Georges Lemaître, l’Einstein belge

Novembre 2022

Encore cette confrontation de la rigueur scientifique et de l'honnêteté intellectuelle avec l'ouverture à l'au-delà de l'humain!

Georges Lemaître, l’Einstein belge, c’est sous ce titre que la Revue Générale, n°2022/3 de septembre 2022 propose un Dossier consacré à ce grand savant (1894-1966) du 20e siècle. Sept articles de spécialistes de Lemaître, de sa vie de chercheur et de prêtre catholique, (pp. 17-102) présentent les différents aspects de cette riche personnalité dont on nous donne deux textes originaux: le texte d’une interview radiophonique de 1957 sur ses relations avec Einstein, ainsi qu’un remarquable texte paru en 1960 dans la Revue Générale sous le titre L’étrangeté de l’univers (pp. 47-62).

Si Dominique Lambert fait le portrait du “croyant” et du “prêtre” très engagé que fut Georges Lemaître tout au long de sa vie (pp. 31-46), tous les Auteurs ne manquent pas de signaler la constante distance qu’il met entre son engagement de Foi et sa recherche Scientifique.
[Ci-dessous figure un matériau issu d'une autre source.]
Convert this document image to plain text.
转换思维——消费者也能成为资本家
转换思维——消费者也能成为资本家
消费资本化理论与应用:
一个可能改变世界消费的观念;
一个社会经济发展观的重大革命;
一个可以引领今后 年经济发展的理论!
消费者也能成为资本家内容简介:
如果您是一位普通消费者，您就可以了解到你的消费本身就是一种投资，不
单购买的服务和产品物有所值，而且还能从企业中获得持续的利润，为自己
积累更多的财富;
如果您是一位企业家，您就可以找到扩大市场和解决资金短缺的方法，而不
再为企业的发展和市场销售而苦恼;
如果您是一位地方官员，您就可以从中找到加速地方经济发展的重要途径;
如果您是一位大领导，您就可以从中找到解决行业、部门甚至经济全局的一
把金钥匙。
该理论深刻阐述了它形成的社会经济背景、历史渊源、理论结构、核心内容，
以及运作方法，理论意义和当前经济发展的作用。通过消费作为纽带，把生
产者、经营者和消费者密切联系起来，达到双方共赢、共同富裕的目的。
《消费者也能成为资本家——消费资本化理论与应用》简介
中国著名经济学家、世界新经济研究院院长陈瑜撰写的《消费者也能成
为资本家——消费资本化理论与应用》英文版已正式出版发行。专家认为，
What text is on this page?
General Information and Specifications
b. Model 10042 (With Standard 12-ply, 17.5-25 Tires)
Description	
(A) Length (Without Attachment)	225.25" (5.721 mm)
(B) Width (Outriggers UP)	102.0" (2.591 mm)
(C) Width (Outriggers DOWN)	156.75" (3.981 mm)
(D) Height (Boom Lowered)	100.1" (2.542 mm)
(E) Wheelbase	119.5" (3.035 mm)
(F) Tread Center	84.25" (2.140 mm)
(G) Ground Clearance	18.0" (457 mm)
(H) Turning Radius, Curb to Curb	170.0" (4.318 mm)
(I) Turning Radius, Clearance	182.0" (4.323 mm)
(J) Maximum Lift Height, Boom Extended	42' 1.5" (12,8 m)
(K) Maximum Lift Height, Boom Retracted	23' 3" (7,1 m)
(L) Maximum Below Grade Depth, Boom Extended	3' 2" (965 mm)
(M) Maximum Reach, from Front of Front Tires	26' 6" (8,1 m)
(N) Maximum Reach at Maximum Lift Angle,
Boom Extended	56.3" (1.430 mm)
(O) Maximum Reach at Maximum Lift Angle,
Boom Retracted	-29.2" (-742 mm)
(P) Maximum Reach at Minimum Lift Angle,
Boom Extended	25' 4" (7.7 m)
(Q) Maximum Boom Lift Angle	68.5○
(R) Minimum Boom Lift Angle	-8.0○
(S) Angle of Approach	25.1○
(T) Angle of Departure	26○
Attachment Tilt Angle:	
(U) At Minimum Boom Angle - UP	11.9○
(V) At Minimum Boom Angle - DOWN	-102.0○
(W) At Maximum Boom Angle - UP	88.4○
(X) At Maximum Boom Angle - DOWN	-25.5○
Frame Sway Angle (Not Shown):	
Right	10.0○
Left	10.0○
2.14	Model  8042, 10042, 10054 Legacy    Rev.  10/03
Il ne veut aucune interférence… et l’on connaît sa controverse avec le Pape Pie XII quand celui-ci sembla récupérer sa vision de l’atome primitif pour la mettre au service d’une théologie de la création… ce qui n’empêcha pas que Rome le nomme en 1955, Président de l’Académie Pontificale des Sciences!

Les Auteurs citent différents passages qui montrent cette “droiture intellectuelle” du savant, notamment ces mots dans une interview à Radio Canada un mois avant son décès: “La physique n’exclut pas la Providence. Rien n’arrive sans son ordre ou sa permission, même si cette action suave n’a rien de miraculeux. L’évolution que ce soit celle de l’univers ou du monde vivant, a pu se faire au hasard des sauts quantiques ou des mutations. Néanmoins, ce hasard a pu d’un point de vue supérieur être orienté vers un but.” (p. 46). L’apport de Catherine d’Oultremont (pp. 23-29) qui retrace son parcours dans la mouvance des plus grands témoins de la physique moderne (Congrès Solvay à Bruxelles), se termine sur une note qui met en évidence son humilité et l’humour positif de sa Foi chrétienne: “… je suis moi-même de ces malheureux qui n’ont aucune chance que la Sainte Vierge leur apparaisse. À moins qu’elle ne veuille un jour me faire la nique! … Je m’entends fort bien avec la Sainte Vierge sans ses apparitions; je l’aime beaucoup et je crois qu’elle m’aime bien aussi”(d’une Lettre au Recteur de l’Université de Louvain à propos des apparitions de Fatima, p. 28).

Son texte sur L’étrangeté de l’univers est visionnaire. Cette étrangeté est au cœur même des théories quantiques et des études sur la complexité scientifique qui sont à l’avant-garde de la recherche fondamentale actuelle. “Je ne veux pas développer davantage ici l’hypothèse de l’atome primitif. Mon sujet est l’étrangeté du monde. Je veux me borner à montrer que l’étrangeté de l’atome primitif aide à comprendre comment l’univers a pu débuter d’une façon naturelle” (p.61).

Et il ajoute “Je préfère pour ma part ce commencement naturel à la chiquenaude initiale dont parlait Pascal avant Laplace et par laquelle Dieu serait intervenu dans le domaine des causes naturelles pour mettre le monde en mouvement” (p.61)

Merci à la Revue Générale de nous rappeler ce grand penseur, ce grand chercheur, qui a forgé ses premières idées, comme Pierre Teilhard de Chardin, dans les tranchées de la première guerre mondiale!